A large number of objects are available from Tristan Jehan
for estimating signal parameters and features.
The brightness˜ object (by Tristan Jehan) provides a “brightness” indicator (spectral centroid measure).
The noisiness˜ object (by Tristan Jehan) estimates noise in terms of spectral flatness.
The beat˜ object (by Tristan Jehan) is a signal beat and tempo detector.
Several different options exist for pitch tracking in MSP. Be advised that pitch detection is a difficult and long-running problem in digital audio processing, especially for noisy or polyphonic sounds.

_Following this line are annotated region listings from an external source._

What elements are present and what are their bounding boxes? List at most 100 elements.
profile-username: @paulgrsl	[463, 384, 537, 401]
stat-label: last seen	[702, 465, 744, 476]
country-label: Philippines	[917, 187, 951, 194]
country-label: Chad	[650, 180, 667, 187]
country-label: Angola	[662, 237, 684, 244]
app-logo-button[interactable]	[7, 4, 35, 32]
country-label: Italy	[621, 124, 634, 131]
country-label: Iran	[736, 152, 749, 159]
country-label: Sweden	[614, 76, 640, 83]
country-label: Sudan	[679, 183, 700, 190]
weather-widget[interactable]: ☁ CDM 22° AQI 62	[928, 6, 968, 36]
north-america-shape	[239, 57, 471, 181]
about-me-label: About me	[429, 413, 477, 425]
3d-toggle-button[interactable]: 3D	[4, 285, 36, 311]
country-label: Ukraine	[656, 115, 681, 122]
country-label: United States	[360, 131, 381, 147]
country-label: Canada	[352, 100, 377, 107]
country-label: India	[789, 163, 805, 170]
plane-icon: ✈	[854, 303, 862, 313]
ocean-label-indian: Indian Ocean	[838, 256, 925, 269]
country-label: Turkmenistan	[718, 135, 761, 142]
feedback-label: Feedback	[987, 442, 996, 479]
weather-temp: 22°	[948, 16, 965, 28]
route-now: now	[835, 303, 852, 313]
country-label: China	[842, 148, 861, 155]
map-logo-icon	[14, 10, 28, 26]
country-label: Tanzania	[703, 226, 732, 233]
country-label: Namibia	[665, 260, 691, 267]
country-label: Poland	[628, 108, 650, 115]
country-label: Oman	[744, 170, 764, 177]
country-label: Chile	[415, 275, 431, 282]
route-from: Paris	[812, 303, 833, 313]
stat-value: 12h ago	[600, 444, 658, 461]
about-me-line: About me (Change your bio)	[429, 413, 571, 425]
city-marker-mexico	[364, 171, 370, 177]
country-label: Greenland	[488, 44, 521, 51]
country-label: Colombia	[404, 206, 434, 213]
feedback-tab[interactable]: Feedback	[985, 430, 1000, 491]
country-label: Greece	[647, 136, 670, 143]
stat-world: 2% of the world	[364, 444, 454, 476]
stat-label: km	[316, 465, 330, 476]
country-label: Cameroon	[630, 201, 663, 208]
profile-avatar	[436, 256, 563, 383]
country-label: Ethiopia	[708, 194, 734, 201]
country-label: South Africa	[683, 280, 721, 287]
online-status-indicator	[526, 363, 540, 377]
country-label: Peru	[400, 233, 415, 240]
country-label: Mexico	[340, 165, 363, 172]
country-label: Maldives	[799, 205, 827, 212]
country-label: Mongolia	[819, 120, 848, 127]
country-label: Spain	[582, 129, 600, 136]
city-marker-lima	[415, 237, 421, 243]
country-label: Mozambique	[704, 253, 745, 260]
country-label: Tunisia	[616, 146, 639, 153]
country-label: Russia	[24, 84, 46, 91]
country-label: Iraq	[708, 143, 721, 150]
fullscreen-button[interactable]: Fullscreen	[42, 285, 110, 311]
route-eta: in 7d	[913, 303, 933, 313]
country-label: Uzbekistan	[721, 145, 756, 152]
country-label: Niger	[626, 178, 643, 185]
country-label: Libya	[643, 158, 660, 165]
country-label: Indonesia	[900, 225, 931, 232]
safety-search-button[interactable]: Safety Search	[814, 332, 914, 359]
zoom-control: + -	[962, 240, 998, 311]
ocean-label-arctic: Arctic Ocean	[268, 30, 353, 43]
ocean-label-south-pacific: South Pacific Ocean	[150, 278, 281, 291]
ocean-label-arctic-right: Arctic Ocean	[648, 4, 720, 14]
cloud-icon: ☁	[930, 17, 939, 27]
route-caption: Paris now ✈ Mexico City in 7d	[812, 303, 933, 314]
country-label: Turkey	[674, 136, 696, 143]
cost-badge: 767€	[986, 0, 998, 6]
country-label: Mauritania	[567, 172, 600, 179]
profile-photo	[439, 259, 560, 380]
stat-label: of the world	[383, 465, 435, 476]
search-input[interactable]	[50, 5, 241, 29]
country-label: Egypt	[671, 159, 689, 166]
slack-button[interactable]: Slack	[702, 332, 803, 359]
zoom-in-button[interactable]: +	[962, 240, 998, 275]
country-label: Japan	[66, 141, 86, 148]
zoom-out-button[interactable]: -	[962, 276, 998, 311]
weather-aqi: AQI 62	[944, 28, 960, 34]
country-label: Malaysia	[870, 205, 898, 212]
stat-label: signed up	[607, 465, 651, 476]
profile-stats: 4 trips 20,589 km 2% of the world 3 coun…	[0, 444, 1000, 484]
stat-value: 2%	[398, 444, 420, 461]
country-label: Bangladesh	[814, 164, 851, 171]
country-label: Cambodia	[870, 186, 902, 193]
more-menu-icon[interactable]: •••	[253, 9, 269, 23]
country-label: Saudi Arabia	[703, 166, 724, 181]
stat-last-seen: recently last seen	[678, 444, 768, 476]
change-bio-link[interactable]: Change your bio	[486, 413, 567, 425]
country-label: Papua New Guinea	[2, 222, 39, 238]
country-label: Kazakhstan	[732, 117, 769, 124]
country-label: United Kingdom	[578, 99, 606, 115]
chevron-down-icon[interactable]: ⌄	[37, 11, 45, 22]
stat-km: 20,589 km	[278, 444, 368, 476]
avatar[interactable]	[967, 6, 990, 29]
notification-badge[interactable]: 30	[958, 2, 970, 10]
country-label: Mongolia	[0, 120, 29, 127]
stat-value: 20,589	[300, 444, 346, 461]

The fzero˜ object is built into Max/MSP and attempts to estimate a fundamental frequency for monophonic signals.
The fiddle˜
object, written by Miller Puckette, provides an estimate of the fundamental frequency and amplitude of an input sound. If specified, it will attempt to track more than one voice at the same time.
The pitch˜ object (by Tristan Jehan) is based on fiddle˜.
More generally, the YIN algorithm
uses autocorrelation to estimate the fundamental frequency of speech or musical sounds.
Trond Lossius
also has a number of Max/MSP objects available free for download.
The tl.envfollow˜ abstraction (from Trond Lossius) will track the amplitude envelope of a signal.